SequentialFeatureSelector hyperparameter propagation doesn't work properly with GridSearch

rasbt / mlxtend

A library of extension and helper modules for Python's data analysis and machine learning libraries.

https://rasbt.github.io/mlxtend/

Other

4.91k stars 871 forks source link

SequentialFeatureSelector hyperparameter propagation doesn't work properly with GridSearch #813

Closed ptoews closed 2 years ago

ptoews commented 3 years ago

Describe the bug

When using sklearn's GridSearchCV with SequentialFeatureSelector, the configured hyperparameter values are not properly propagated to the actual classifier that is used for fitting and predicting. I put together a MWE below that is based on example 8 in the docs, the only major change is the custom classifier.

In the output listed in the docs you can see that the score doesn't change with the k parameter of the KNN, which is very strange. While searching for similar issues I found that this has already been mentioned in multiple other issues, e.g. #456 and #511. Below you can see the unexpected behavior in the suggested approach.

Steps/Code to Reproduce

from sklearn.neighbors import KNeighborsClassifier
from sklearn.datasets import load_iris
from sklearn.model_selection import train_test_split
from sklearn.model_selection import GridSearchCV
from sklearn.pipeline import Pipeline
from mlxtend.feature_selection import SequentialFeatureSelector as SFS
import mlxtend
import sklearn.base
import numpy as np

class DebugClassifier(sklearn.base.BaseEstimator):

    def __init__(self, max_depth=10):
        self.max_depth = max_depth

    def fit(self, X, y, groups=None):
        print("Fitting with max_depth =", self.max_depth)
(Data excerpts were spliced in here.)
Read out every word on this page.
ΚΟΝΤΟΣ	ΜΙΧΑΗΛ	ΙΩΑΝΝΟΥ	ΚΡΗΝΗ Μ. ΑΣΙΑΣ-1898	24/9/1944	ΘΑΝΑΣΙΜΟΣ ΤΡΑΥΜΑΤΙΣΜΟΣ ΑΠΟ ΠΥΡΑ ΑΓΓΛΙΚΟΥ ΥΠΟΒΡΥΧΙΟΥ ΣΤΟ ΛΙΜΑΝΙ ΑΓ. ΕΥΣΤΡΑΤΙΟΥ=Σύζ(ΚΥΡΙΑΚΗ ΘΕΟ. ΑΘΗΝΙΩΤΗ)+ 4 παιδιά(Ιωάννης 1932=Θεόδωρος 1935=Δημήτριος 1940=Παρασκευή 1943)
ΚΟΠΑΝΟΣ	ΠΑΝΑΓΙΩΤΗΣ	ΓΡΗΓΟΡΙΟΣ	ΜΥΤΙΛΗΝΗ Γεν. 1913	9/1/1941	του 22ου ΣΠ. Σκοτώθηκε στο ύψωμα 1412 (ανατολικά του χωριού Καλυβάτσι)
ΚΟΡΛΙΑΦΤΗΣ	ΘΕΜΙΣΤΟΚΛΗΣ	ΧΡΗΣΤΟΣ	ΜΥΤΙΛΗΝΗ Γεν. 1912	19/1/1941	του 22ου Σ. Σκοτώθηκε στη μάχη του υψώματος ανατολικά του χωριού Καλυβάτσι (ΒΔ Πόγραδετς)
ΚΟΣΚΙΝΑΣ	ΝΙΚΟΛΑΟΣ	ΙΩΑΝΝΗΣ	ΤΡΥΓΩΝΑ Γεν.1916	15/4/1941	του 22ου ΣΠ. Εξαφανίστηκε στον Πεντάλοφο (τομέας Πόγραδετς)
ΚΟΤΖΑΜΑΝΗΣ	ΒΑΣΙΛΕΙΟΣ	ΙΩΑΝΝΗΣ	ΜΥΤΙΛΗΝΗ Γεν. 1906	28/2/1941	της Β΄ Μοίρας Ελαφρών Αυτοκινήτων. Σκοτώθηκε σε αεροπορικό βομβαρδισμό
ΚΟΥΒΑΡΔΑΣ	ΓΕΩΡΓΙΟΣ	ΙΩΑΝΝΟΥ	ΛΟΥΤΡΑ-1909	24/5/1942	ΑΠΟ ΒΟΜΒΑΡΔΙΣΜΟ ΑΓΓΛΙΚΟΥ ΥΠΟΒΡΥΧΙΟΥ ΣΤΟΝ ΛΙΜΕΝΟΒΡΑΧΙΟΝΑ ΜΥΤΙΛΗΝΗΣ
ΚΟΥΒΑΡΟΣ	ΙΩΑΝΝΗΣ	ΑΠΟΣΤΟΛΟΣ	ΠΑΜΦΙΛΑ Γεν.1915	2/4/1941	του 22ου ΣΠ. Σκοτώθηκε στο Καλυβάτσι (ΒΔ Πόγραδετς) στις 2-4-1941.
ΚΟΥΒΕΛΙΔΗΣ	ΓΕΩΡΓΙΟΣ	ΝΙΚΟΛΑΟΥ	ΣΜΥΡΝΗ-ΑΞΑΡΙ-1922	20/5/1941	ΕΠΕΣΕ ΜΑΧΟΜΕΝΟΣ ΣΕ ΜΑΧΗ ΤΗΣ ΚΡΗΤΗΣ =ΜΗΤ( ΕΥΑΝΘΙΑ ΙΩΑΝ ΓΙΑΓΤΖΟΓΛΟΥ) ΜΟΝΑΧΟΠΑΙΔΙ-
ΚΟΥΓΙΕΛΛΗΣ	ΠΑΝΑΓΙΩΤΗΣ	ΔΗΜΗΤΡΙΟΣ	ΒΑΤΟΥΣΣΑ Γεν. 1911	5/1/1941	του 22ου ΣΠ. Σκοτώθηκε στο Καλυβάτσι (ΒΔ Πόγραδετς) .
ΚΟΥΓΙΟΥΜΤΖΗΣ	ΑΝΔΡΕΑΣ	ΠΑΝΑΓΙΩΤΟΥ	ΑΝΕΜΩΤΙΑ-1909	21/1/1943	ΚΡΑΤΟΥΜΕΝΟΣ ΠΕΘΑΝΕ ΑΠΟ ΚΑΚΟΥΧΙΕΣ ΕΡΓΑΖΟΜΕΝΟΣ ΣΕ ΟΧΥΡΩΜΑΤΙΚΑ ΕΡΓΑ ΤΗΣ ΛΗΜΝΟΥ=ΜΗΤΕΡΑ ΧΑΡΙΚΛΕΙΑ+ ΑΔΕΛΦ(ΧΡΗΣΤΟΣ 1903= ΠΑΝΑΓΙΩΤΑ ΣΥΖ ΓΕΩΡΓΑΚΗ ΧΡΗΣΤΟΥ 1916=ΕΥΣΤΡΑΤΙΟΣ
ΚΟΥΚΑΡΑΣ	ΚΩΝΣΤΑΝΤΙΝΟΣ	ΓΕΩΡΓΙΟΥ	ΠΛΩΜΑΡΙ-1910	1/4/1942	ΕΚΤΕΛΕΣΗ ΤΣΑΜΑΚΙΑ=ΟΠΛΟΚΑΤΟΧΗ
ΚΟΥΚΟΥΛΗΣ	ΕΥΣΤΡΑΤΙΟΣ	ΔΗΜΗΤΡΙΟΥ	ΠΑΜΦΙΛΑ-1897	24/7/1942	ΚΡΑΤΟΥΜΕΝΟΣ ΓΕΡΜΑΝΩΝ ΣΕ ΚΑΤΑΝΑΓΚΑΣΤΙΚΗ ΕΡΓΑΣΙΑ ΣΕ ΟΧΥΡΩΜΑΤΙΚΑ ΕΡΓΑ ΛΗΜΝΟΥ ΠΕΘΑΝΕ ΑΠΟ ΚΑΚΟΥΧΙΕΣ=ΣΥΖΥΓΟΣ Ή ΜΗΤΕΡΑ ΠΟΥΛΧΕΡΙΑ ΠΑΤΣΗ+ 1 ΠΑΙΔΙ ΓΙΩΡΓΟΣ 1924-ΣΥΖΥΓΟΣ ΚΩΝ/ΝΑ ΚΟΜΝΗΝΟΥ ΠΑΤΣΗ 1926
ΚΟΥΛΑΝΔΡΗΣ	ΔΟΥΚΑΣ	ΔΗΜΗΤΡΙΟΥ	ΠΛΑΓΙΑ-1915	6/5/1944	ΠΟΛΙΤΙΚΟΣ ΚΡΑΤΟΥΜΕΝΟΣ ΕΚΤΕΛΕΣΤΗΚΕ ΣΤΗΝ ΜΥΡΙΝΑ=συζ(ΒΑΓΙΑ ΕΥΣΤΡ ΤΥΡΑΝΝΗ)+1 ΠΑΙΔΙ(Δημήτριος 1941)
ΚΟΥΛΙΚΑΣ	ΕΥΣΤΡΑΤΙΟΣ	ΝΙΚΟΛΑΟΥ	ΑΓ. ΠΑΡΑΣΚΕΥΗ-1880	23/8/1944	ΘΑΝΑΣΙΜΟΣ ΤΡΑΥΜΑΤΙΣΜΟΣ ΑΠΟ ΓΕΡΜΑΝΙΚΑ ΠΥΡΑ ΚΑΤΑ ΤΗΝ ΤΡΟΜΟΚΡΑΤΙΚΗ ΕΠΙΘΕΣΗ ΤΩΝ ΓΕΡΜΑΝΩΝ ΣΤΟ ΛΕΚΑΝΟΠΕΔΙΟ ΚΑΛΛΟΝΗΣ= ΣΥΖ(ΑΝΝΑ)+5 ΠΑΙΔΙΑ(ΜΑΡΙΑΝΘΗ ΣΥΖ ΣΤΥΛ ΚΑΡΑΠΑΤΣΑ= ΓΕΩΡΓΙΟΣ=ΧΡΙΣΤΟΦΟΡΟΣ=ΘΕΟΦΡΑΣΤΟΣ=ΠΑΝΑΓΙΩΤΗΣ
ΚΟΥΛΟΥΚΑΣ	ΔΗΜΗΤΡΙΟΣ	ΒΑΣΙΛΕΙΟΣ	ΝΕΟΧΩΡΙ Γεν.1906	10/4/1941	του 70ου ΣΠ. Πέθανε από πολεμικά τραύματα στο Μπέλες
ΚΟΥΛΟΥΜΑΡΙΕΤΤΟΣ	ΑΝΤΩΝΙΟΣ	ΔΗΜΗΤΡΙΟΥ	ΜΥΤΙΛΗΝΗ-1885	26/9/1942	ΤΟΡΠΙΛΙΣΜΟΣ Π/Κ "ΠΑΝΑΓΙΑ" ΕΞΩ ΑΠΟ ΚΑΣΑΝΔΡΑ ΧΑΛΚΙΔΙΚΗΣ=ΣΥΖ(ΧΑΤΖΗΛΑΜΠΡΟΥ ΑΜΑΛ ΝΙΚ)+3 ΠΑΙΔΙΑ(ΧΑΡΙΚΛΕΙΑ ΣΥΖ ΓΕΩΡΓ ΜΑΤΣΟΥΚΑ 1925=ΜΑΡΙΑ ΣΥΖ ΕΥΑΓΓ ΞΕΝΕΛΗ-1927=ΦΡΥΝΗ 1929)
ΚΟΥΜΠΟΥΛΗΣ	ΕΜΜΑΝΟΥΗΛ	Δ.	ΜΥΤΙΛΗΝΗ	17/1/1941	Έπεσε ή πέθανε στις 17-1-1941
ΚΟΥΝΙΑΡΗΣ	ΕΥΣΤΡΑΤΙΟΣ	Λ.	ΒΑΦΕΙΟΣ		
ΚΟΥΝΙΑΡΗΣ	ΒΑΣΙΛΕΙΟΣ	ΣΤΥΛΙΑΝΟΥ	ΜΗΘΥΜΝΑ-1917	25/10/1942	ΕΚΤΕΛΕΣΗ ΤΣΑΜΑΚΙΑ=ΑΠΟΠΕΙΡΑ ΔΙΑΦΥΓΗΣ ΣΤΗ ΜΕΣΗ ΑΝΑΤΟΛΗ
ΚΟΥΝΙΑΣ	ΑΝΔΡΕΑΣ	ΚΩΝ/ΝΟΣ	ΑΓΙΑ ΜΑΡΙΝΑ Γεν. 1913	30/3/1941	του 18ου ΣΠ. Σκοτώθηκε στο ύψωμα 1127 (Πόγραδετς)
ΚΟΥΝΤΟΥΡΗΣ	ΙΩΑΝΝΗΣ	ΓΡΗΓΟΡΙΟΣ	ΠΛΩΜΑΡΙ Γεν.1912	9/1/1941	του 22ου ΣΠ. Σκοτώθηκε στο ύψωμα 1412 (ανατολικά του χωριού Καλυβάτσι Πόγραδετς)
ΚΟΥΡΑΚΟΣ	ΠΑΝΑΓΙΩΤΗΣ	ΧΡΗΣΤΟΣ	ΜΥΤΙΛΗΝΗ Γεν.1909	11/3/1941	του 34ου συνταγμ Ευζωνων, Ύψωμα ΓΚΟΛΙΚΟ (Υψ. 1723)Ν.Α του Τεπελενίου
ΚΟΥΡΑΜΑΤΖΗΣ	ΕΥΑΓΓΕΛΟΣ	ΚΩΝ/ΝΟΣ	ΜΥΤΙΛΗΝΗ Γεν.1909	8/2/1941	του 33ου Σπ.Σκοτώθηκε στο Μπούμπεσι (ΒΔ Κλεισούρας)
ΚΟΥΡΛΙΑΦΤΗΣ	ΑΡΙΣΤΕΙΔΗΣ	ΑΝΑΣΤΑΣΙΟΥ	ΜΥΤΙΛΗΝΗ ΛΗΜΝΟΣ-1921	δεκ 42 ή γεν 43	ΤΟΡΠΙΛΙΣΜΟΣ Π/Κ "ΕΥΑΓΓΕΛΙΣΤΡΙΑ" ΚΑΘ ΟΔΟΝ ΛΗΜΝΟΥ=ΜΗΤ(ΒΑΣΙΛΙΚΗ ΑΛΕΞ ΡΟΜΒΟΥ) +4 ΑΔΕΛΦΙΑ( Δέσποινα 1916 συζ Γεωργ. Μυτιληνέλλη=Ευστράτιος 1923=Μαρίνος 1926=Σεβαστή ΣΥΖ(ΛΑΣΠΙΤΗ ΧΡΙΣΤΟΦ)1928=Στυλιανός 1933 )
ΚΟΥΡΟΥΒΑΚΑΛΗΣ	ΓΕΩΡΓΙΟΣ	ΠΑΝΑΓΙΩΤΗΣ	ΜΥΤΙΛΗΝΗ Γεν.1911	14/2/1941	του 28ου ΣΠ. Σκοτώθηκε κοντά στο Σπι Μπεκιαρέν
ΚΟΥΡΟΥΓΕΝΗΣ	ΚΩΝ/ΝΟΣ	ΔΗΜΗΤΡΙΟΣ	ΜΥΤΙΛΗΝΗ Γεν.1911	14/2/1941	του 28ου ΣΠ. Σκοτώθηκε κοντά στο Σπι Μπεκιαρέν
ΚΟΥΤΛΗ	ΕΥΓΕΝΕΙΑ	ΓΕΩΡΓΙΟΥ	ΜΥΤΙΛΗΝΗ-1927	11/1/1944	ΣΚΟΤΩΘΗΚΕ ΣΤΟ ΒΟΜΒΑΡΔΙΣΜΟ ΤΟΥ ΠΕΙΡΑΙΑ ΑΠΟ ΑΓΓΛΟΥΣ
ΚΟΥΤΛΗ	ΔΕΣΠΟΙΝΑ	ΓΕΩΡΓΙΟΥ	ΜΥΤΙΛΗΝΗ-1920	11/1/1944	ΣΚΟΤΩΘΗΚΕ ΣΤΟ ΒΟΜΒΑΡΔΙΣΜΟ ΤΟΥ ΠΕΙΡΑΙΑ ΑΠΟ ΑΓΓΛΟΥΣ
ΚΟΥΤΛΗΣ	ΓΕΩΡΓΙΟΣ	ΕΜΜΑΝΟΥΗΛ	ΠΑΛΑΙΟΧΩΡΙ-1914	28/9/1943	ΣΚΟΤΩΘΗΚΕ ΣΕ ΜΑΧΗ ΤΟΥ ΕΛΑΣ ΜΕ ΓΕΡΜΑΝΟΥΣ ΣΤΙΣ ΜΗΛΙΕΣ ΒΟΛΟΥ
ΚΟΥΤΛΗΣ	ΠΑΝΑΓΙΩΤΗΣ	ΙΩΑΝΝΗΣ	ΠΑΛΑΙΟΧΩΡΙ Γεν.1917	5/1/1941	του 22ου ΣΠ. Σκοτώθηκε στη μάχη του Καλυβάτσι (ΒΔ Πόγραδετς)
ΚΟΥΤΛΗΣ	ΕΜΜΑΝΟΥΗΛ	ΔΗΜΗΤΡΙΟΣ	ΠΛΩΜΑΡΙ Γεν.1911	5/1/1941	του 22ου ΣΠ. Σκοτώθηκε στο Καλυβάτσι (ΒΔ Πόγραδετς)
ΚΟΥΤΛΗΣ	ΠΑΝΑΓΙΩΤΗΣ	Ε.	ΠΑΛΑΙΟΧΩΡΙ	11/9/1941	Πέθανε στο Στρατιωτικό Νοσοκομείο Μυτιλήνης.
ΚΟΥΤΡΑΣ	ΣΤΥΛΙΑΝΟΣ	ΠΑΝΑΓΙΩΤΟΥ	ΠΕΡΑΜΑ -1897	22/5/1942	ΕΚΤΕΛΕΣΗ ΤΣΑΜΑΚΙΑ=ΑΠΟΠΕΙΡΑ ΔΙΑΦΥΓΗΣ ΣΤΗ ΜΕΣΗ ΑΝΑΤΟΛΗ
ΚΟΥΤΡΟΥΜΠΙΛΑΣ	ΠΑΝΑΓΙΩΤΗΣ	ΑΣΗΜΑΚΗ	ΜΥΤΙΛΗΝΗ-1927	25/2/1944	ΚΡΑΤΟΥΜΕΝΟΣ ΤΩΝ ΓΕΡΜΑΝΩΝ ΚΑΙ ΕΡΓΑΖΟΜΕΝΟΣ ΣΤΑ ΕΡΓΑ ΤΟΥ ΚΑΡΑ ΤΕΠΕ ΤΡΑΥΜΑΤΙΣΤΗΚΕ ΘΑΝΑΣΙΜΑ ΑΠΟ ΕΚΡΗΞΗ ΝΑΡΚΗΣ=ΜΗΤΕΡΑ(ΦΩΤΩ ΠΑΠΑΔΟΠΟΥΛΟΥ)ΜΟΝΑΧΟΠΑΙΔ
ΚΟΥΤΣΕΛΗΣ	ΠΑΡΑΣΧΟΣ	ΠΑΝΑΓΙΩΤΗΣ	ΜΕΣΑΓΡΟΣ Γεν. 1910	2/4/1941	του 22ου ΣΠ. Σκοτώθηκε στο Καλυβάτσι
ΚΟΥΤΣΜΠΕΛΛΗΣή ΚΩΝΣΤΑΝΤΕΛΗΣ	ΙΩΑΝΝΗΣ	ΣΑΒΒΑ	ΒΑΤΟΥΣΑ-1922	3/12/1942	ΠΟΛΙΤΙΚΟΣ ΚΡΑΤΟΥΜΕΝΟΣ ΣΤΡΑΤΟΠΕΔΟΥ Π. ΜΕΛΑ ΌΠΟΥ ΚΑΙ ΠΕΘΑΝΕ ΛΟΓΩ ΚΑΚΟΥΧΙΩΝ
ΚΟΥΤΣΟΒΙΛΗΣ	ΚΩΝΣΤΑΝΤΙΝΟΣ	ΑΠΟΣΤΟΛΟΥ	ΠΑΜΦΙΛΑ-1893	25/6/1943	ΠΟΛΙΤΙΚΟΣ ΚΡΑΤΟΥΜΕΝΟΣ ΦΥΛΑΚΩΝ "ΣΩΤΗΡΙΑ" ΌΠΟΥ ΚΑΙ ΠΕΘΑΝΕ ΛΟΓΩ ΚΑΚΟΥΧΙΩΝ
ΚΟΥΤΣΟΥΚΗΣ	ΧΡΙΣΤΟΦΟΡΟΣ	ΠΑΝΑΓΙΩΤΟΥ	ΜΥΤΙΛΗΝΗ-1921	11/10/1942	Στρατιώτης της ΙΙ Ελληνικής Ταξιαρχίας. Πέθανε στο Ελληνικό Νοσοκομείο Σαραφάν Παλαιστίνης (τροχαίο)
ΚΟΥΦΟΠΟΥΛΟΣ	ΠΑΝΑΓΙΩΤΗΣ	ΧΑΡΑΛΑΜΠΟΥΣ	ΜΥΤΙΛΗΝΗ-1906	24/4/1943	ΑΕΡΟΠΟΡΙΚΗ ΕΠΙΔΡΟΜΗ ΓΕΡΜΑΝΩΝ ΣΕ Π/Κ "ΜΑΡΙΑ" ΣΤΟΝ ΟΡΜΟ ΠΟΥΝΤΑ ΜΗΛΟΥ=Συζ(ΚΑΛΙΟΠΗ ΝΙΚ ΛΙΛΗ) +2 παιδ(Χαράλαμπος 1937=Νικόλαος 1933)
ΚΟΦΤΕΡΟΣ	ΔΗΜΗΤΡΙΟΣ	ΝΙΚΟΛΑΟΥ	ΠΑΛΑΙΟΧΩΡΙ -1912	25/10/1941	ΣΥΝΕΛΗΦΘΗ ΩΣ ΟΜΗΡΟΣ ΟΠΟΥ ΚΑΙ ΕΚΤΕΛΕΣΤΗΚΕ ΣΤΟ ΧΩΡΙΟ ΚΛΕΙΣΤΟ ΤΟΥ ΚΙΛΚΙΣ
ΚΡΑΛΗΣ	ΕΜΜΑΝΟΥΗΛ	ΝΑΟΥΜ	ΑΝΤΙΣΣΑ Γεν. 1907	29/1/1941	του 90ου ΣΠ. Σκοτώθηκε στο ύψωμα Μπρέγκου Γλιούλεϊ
    def predict(self, X, **kwargs):
        print("Predicting with max_depth =", self.max_depth)
        return np.zeros(len(X))

    def set_params(self, **kwargs):
        print("Setting params:", kwargs)
        super().set_params(**kwargs)
        print("max_depth after setparams:", self.max_depth)

iris = load_iris()
X, y = iris.data, iris.target
X_train, X_test, y_train, y_test = train_test_split(
         X, y, test_size=0.2, random_state=123)

clf = DebugClassifier(max_depth=10)

sfs1 = SFS(estimator=clf, 
           k_features=3,
           forward=True, 
           floating=False, 
           scoring='accuracy',
           cv=5)

pipe = Pipeline([('sfs', sfs1), 
                 ('clf', clf)])

param_grid = [
  {#'sfs__k_features': [1, 4],
   'sfs__estimator__max_depth': [1, 5]}
  ]

gs = GridSearchCV(estimator=pipe, 
                  param_grid=param_grid, 
                  scoring='accuracy', 
                  n_jobs=1, 
                  cv=5,
                  #iid=True,
                  refit=False)

# run gridearch
gs = gs.fit(X_train, y_train)

Expected Results

Setting params: {'max_depth': 1}
max_depth after setparams: 1
Fitting with max_depth = 1
Predicting with max_depth = 1
Fitting with max_depth = 1
Predicting with max_depth = 1
...

Actual Results

Setting params: {'max_depth': 1}
max_depth after setparams: 1
Fitting with max_depth = 10
Predicting with max_depth = 10
Fitting with max_depth = 10
Predicting with max_depth = 10
...

As you can see, the value 1 for the hyperparameter max_depth is correctly configured for some classifier, however while fitting and predicting it appears that a different classifier is used, where the default value of max_depth=10 is still set.

Versions

MLxtend 0.18.0
Linux-5.8.0-48-generic-x86_64-with-glibc2.29
Python 3.8.5 (default, Jan 27 2021, 15:41:15) 
[GCC 9.3.0]
Scikit-learn 0.24.1
NumPy 1.20.1
SciPy 1.6.1

ptoews commented 3 years ago

I've just realized that a part of this is happening intentionally as explained here: https://github.com/rasbt/mlxtend/issues/456#issuecomment-434427387 I.e. the classifiers used for feature selection and the surrounding grid search are supposed to be separate. I understand that there are good use cases for this, however since I'm at least the third person that expected the opposite I suggest to either default to sharing the classifier or at the very least document it clearly. It is very difficult to even find out what happened.

But there must still be something wrong because in above code the DebugClassifier is never fitted with the configured hyperparameter choices. Or am I missing even more?

Also, now I'm wondering how I can couple the hyperparameters of feature selection and grid search.

rasbt commented 3 years ago

Thanks for taking the time to put together this informative example and illustration of the issue. I agree with you that this is a bug or confusing behavior at the least.

It's probably due to cloning the estimator like you suggested. To get the desired behavior, I believe that setting

sfs1 = SFS(...
   clone_estimator=False)

should do the trick. This should be mentioned in the documentation. Also, it would be great to have a warning message if someone is using the defaults in the grid search context -- not sure how to catch this use case scenario well though.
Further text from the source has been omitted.